Non-News Redux

Something I was having trouble articulating in this post:

These things that we get our no-duh moments from, we’ve moved the onus of proof onto the default position as opposed to the intervention.  Women would stand, move about in labour and eat as they please if we let them.  The medical industry comes in and fucks with things, thus making these perhaps default positions untenable, (i.e. strapping women down during childbirth because doctors used twilight sleep and midwives didn’t which is why you wanted a doctor, or not letting women eat because early anesthetics had a much greater chance of causing vomiting and aspiration of fluid into the lungs).  So now we spend a lot of time and money looking at “best evidence practices” because there are vestiges of techniques long gone that have become habitual and procedural.

Women would naturally seek to control and/or limit reproduction.  Hence the supposed harvesting of silphium to extinction within the 1st century CE.  We then assume that women shouldn’t or won’t wish to limit this reproduction and ban it.  So now we spend an enormous amount of time and energy and money fighting to make sure that women don’t lose the ability to have agency over reproduction, and have studies that show legal banning or societal condemnation of this want doesn’t effect women seeking out the ability to control and limit reproduction.  So we spend lots of time and money and energy to figure out that, a ha!, if we give women the choice to control conception abortion rates decrease!

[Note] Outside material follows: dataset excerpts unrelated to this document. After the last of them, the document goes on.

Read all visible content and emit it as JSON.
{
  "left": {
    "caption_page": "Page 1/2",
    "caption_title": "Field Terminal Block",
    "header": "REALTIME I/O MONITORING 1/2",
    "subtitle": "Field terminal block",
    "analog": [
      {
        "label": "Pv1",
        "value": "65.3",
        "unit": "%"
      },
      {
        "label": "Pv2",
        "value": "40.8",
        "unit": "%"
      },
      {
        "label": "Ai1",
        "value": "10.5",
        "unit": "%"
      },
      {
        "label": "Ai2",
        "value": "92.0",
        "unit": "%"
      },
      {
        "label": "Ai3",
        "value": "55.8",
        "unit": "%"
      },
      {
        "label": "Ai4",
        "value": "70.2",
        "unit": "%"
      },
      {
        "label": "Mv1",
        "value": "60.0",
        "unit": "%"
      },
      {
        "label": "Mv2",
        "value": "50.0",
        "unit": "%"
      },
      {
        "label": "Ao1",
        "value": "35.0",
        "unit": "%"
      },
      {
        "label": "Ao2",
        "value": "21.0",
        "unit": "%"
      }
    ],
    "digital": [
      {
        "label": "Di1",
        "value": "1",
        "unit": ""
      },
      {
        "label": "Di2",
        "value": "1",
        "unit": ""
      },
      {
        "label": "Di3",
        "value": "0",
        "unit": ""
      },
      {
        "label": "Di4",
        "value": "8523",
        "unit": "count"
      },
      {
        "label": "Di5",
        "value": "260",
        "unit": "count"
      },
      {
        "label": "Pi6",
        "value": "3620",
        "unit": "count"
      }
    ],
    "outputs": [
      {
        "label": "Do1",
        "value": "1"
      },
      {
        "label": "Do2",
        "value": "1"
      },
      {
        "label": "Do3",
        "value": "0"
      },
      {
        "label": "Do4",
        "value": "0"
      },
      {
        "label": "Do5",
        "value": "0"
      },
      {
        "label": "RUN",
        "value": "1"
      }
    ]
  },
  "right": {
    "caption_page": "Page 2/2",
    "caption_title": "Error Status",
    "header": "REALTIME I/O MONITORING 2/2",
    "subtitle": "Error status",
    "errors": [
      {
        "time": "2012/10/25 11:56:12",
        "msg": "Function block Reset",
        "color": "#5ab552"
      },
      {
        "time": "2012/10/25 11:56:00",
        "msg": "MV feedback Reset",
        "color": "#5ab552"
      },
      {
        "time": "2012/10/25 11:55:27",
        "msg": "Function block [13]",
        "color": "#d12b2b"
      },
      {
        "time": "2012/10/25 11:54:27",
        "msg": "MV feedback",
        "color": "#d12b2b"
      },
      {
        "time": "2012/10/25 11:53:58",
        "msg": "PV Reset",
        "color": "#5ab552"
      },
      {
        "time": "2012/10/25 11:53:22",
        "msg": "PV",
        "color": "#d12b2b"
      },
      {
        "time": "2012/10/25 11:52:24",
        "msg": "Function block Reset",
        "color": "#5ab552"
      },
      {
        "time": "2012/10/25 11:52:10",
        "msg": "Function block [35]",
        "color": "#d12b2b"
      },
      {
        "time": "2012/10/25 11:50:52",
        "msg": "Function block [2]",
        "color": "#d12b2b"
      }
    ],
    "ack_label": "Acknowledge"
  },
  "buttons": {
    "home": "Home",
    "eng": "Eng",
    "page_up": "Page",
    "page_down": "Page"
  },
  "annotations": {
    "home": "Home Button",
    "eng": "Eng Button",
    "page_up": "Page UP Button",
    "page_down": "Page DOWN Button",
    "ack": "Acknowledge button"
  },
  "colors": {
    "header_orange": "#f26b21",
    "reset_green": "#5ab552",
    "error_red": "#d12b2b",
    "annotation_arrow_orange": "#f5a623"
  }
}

So, because of historical, societal or religious accidents, we confuse where the burden of proof should lie.  Admittedly, this comes from a pretty radical feminist point of view and is probably not the viewpoint that the obstetrician or the clergy hold.  But, then again, I’m of the opinion that women are people too, and can probably decide what’s best for them and their families.

Edit:  I also feel compelled to make it clear that I’m not advocating a stance that everything’s default position is the way it’s supposed to be.  That would mean might makes rights, at least 10% of women die in childbirth outright and the morbidity rates are ridiculous, and I’d not really exist.  What I am saying is that in the case of birth, technology isn’t always the answer and can impede things.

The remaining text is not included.